Bir anda gök gürledi.
Heejooo'nun omuzları hafifçe titredi.
"...Belki de bir ömür boyunca... evet, korkmuş olabilirim.
"..."
"Yeniden altüst olmaktan."
Heejoo, onun kâbuslarını tamamen anlayamazdı. Ama bugün, en azından bu an, anlamak istiyordu.
Baek Sa-eon’un da kendisi gibi korkulara sahip olması, aralarındaki mesafeyi biraz olsun kapatıyor gibiydi.
"Endişelenme."
"...O halde bir şarkı söyle."
"Ne?"
"Şarkı."
"Şarkı mı... İyi söyleyemem ki. Neden?"
"Küçükken, katlanamayacağım bir an olmuştu. O zaman arka sokakta saklanıp nefes almaya çalışıyordum, ve bir kız çocuğu bana çocuk şarkıları söylemişti."
"!.."
"Ama garip bir şekilde, o gece kâbus görmedim."
Kuru bir kahkaha attı.
"Sanırım sesi güzel olduğu içindi."
"...O zaman o çocuğu bulsana, neden benden söylememi istiyorsun?"
"406 ile ben seks yapmadık mı zaten?"
Bu arsız ifadeyle Heejoo'nun boğazına bir şey takıldı ve öksürmeye başladı.
"Öhöm, öhöm...!"
"Ağzınla yaptığın şeylerin yanında, bir şarkı mı çok olacak?
"!.."
O anda unuttuğu bir şey hatırladı.
Evet... metresiyle böyle aptalca konuşmalar yapıyordu.
Heejoo’nun kaşları çatıldı.
"Ben öyle şeyler yapmam."
"Ne gibi şeyler?"
Heejoo, elindeki boş bira kutusunu sıkıca ezdi.
"Babam gibi birine dönüşüp kendimi kaptırmak gibi."
Aşık olmak gibi.
Bu sözleri ise yalnızca içinde tuttu..
"O zaman yapma."
"!.."
Bu kadar kolay kabul etmesi Heejoo’yu şaşırttı.
"İstediğin gibi yaşa."
Birden kalbi sıkıştı.
"Ama unutma, 406 çok güzel biri. İnsanların onu sevmemesi imkânsız. Babandan farklı bir şekilde yaşasan da, baban kadar sevgi gösterebilen birini bulmalısın."

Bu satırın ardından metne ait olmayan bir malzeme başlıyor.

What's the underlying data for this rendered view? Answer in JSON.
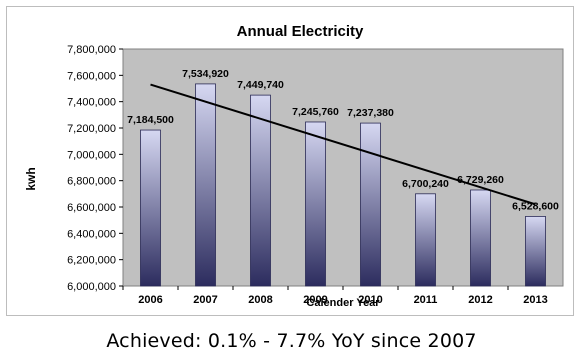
{
  "chart_data": {
    "type": "bar",
    "title": "Annual Electricity",
    "xlabel": "Calender Year",
    "ylabel": "kwh",
    "categories": [
      "2006",
      "2007",
      "2008",
      "2009",
      "2010",
      "2011",
      "2012",
      "2013"
    ],
    "values": [
      7184500,
      7534920,
      7449740,
      7245760,
      7237380,
      6700240,
      6729260,
      6528600
    ],
    "data_labels": [
      "7,184,500",
      "7,534,920",
      "7,449,740",
      "7,245,760",
      "7,237,380",
      "6,700,240",
      "6,729,260",
      "6,528,600"
    ],
    "ylim": [
      6000000,
      7800000
    ],
    "yticks": [
      6000000,
      6200000,
      6400000,
      6600000,
      6800000,
      7000000,
      7200000,
      7400000,
      7600000,
      7800000
    ],
    "ytick_labels": [
      "6,000,000",
      "6,200,000",
      "6,400,000",
      "6,600,000",
      "6,800,000",
      "7,000,000",
      "7,200,000",
      "7,400,000",
      "7,600,000",
      "7,800,000"
    ],
    "trendline": {
      "type": "linear",
      "start_value": 7530000,
      "end_value": 6620000,
      "color": "#000000"
    },
    "grid": false,
    "legend": "none",
    "colors": {
      "plot_background": "#c0c0c0",
      "bar_top": "#d6d8f2",
      "bar_bottom": "#2c2c5e",
      "bar_edge": "#2a2a55"
    }
  },
  "caption": "Achieved:  0.1% - 7.7% YoY since 2007"
}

İçinde bir şeyler yavaşça yıkılıyordu.
"Bundan sonra, sadece o tür adamlarla birlikte ol ve yalnızca o tür bir sevgi al."
Babası gibi yaşamadan, ama böylesi bir sevgi alarak mı?
Hayatında hiç düşünmediği bir şeydi bu.
Baek Sa-eon, Heejoo’nun bırakmak istediği şeyi garip bir şekilde değiştirip ona teslim etmişti.
Telefonu elinde tutmasına rağmen, sanki camda onun yansımasını görebiliyordu.
Beraber olduklarını hissetmek...
Bu, garip ve büyüleyici bir deneyimdi.
"Eve... ne zaman döneceksin?"
Ve yağmurun gece boyu sürmesini istediği bir akşamdı.
"Şimdi."
***
Çok geçmeden yağmurdan sırılsıklam olmuş bir adam oturma odasına girdi.
Heejoo tam o sırada bir bira kutusunu daha açıyordu.
Birinin varlığını hissedip arkasını döndüğünde, Baek Saeon çoktan yanına gelmişti.
"!.."
Yüzü, sınırlarına ulaşmış bir insanın ifadesini taşıyordu. Bu, bastırılmış ya da kontrolsüz bir şiddet gibi görünüyordu. Her zaman ifadesiz olan bu adamın yüzündeki bu yeni ifade, Heejoo'yu şaşırttı.
Üzerindeki takım elbise yağmurdan kararmış, saçlarındaki su mürekkep gibi aşağı süzülüyordu.
Soğuk nefesleri ve tutuşmuş gözleriyle, buz gibi solgun yüzü ve morarmış dudakları onu tamamen etkisi altına almıştı.
Heejoo'nun zihni, o an yerinden sarsıldı.
Çünkü tam olarak o günkü gibi karşısında duruyordu.
Saçlarından düşen yağmur damlası, kirpiklerine konup yanaklarına doğru süzüldüğünde, Heejoo istemsizce elini uzattı.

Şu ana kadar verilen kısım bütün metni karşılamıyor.